The atmospheric temperature variations do not follow the changes in the concentrations of CO2 and other trace greenhouse gases. However, they are consistent with the changes in Sun's activity, which run in cycles of 11-year and 90-years' duration. This has been known since 1982, when it was noted that in the period 1000 to 1950, the air temperature closely followed the cyclic activity of our diurnal star. (49) Data from 1865 to 1985, published in 1991, exhibited an astonishing correspondence between the temperature of the Northern Hemisphere and the 11-year cycles of the sunspot appearances, which are a measure of Sun's activity. (50,51) The variations in solar radiation observed between 1880 and 1993 could account for 71 percent of the global mean temperature variance (compared to 51 percent for the greenhouse gases' part alone), and correspond to a global temperature variance of about 0.4°C. (34)
However, in 1997, it suddenly became apparent that the decisive impact on climate change fluctuations comes not from the Sun, but rather from cosmic radiation. This came as a great surprise, because the energy brought to the Earth by cosmic radiation is many times smaller than that from solar radiation. The secret lies in the clouds: The impact of clouds on climate and temperature is more than a hundred times stronger than that of carbon dioxide. Even if the CO2 concentration in the air were doubled, its greenhouse effect would be cancelled by a mere 1 percent rise in cloudiness: The reason is simply that greater cloudiness means a larger deflection of the solar radiation reaching the surface of our planet. (See Variations In Cosmic Ray Intensity And Cloud Cover(1984-1994))
In 1997, Danish scientists H. Svensmark and E. Friis-Christensen noted that the changes in cloudiness measured by geostationary satellites perfectly coincide with the changes in the intensity of cosmic rays reaching the troposphere: The more intense the radiation, the more clouds. (52) Cosmic rays ionize air molecules, transforming them into condensation nuclei for water vapour, where the ice crystals — from which the clouds are created — are formed.
The quantity of cosmic radiation coming to the Earth from our galaxy and from deep space is controlled by changes in the so-called solar wind. It is created by hot plasma ejected from the solar corona to the distance of many solar diameters, carrying ionized particles and magnetic field lines. Solar wind, rushing toward the limits of the Solar System, drives galactic rays away from the Earth and makes them weaker. When the solar wind gets stronger, less cosmic radiation reaches us from space, not so many clouds are formed, and it gets warmer. When the solar wind abates, the Earth becomes cooler.
Thus, the Sun opens and closes a climate-controlling umbrella of clouds over our heads. Only in recent years have astrophysicists and physicists specializing in atmosphere research studied these phenomena and their mechanisms, in the attempt to understand them better. Perhaps, some day, we will learn to govern the clouds.

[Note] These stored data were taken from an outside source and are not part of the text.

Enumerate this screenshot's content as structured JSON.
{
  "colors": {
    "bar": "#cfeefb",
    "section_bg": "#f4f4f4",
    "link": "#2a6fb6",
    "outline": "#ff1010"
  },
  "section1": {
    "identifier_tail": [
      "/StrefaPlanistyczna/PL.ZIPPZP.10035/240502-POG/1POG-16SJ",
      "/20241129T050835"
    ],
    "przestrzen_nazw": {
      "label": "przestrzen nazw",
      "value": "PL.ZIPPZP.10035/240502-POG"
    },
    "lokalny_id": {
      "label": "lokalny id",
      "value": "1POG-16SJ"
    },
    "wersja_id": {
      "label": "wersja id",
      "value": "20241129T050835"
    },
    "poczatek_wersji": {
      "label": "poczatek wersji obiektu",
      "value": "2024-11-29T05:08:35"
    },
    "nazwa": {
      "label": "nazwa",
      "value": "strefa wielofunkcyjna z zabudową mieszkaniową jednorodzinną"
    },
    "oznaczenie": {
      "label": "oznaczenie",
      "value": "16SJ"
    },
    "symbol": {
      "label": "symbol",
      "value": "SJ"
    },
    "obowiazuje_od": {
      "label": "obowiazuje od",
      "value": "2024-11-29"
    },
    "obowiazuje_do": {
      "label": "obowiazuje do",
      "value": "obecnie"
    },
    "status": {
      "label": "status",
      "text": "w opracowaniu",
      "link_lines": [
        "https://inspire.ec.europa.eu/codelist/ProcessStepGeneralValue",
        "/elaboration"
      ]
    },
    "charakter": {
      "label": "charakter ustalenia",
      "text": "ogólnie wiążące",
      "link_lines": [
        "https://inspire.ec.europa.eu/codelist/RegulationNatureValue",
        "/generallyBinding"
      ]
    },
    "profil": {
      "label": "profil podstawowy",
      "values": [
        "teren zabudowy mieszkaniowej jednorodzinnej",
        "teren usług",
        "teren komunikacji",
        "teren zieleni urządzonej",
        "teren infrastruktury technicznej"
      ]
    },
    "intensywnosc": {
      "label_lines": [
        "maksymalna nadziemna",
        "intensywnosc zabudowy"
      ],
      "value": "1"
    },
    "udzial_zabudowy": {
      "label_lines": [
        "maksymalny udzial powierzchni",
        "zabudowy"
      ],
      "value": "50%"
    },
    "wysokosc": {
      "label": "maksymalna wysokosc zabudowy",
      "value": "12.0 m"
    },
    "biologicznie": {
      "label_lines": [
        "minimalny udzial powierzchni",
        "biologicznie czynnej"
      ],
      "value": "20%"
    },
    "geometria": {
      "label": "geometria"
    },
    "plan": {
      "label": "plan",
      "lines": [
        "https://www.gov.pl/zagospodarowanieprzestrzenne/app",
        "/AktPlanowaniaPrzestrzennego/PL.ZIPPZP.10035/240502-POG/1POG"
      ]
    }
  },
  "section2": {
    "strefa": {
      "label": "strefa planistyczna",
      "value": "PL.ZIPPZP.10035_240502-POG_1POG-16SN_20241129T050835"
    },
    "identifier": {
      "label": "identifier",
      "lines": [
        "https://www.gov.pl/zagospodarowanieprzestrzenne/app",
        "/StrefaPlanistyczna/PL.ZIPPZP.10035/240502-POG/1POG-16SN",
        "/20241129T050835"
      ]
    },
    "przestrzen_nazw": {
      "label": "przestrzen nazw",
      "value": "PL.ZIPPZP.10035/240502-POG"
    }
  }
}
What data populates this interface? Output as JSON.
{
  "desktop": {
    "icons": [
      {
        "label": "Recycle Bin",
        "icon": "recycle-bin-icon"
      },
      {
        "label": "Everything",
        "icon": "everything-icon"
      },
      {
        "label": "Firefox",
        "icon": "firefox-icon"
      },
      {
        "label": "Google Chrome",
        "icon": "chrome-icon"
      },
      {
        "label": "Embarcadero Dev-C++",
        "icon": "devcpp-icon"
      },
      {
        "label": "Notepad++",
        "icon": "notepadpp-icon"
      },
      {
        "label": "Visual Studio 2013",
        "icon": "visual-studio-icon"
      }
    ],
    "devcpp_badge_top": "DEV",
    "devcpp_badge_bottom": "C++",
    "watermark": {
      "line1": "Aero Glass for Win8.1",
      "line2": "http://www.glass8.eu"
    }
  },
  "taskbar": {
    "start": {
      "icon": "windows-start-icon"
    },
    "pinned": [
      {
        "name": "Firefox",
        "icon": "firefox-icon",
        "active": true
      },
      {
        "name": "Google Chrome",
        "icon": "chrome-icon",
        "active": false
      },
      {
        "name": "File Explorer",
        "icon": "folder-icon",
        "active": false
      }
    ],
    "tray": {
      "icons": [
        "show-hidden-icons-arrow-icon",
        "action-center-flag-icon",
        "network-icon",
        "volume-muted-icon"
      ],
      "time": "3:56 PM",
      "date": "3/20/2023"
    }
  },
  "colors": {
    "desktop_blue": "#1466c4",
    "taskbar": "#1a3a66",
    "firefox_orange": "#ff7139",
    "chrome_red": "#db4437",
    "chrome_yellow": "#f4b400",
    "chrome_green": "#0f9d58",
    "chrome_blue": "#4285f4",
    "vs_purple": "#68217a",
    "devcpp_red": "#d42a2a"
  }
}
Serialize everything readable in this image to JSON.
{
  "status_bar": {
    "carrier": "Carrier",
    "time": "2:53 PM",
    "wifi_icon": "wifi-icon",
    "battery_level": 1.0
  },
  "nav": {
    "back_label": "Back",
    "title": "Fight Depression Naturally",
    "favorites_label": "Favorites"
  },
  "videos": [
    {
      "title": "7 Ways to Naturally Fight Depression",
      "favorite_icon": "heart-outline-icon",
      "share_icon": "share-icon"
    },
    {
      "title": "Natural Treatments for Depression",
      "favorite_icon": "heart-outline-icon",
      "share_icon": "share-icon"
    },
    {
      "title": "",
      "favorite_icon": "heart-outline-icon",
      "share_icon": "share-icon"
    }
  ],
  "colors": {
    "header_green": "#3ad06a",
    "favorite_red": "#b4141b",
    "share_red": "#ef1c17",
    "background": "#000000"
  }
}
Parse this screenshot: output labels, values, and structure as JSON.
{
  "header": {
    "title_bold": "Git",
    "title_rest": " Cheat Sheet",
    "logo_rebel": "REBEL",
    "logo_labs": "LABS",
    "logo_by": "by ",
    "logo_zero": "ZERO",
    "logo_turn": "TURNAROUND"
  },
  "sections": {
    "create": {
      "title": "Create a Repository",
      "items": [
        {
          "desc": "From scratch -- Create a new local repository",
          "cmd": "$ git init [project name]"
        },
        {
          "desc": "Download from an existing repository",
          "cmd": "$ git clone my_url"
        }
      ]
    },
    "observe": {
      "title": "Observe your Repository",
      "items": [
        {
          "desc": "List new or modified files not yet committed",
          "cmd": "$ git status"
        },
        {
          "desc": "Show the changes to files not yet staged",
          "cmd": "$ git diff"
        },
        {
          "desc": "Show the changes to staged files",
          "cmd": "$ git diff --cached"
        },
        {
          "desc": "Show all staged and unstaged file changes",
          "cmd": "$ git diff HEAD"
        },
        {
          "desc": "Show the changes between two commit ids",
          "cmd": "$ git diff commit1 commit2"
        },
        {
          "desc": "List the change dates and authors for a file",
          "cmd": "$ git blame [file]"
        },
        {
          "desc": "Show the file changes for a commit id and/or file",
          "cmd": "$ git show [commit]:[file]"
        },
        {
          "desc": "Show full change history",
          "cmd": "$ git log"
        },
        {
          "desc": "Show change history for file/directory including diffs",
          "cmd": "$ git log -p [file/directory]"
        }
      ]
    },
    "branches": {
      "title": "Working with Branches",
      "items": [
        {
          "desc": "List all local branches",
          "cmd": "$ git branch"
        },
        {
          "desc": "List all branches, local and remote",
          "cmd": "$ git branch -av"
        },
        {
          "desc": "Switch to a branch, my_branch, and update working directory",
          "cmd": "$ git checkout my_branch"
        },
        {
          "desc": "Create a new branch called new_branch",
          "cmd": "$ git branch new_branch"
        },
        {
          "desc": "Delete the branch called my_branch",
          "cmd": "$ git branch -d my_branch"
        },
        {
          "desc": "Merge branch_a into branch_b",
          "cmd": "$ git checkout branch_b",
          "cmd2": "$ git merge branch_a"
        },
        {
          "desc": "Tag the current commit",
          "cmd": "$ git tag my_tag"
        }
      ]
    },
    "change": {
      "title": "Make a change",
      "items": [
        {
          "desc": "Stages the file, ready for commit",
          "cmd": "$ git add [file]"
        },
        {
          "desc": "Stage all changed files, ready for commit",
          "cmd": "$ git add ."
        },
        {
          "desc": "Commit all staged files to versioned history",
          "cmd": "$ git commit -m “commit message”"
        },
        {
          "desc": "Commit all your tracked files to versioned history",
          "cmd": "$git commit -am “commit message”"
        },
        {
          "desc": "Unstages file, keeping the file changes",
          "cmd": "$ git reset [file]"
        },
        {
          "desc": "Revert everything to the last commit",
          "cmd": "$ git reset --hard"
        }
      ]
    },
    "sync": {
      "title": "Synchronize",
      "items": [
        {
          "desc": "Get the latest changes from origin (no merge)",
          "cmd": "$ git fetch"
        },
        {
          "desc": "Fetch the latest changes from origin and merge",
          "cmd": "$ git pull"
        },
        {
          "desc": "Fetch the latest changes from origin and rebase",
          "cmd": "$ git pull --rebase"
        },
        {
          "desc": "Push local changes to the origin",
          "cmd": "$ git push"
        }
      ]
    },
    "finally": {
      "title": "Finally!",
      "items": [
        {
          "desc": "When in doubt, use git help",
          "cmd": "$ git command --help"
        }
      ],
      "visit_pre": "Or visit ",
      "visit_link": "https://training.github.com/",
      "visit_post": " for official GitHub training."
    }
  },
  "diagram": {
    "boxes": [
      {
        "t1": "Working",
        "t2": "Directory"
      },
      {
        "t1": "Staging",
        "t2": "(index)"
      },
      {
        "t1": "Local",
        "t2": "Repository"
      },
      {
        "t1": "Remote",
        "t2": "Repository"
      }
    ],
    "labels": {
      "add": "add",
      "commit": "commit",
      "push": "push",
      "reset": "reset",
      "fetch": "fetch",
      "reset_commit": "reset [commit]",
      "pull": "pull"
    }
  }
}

The climate is constantly changing. Alternate cycles of long cold periods and much shorter interglacial warm periods occur with some regularity. The typical length of climatic cycles in the last 2 million years was about 100,000 years, divided into 90,000 years for Ice Age periods and 10,000 years for the warm, interglacial ones. Within a given cycle, the difference in temperature between the cold and warm phases equals 3°C to 7°C. The present warm phase is probably drawing to an end—the average duration of such a phase has already been exceeded by 500 years. Transition periods between cold and warm climate phases are dramatically short: They last for only 50, 20, or even 1 to 2 years, and they appear with virtually no warning.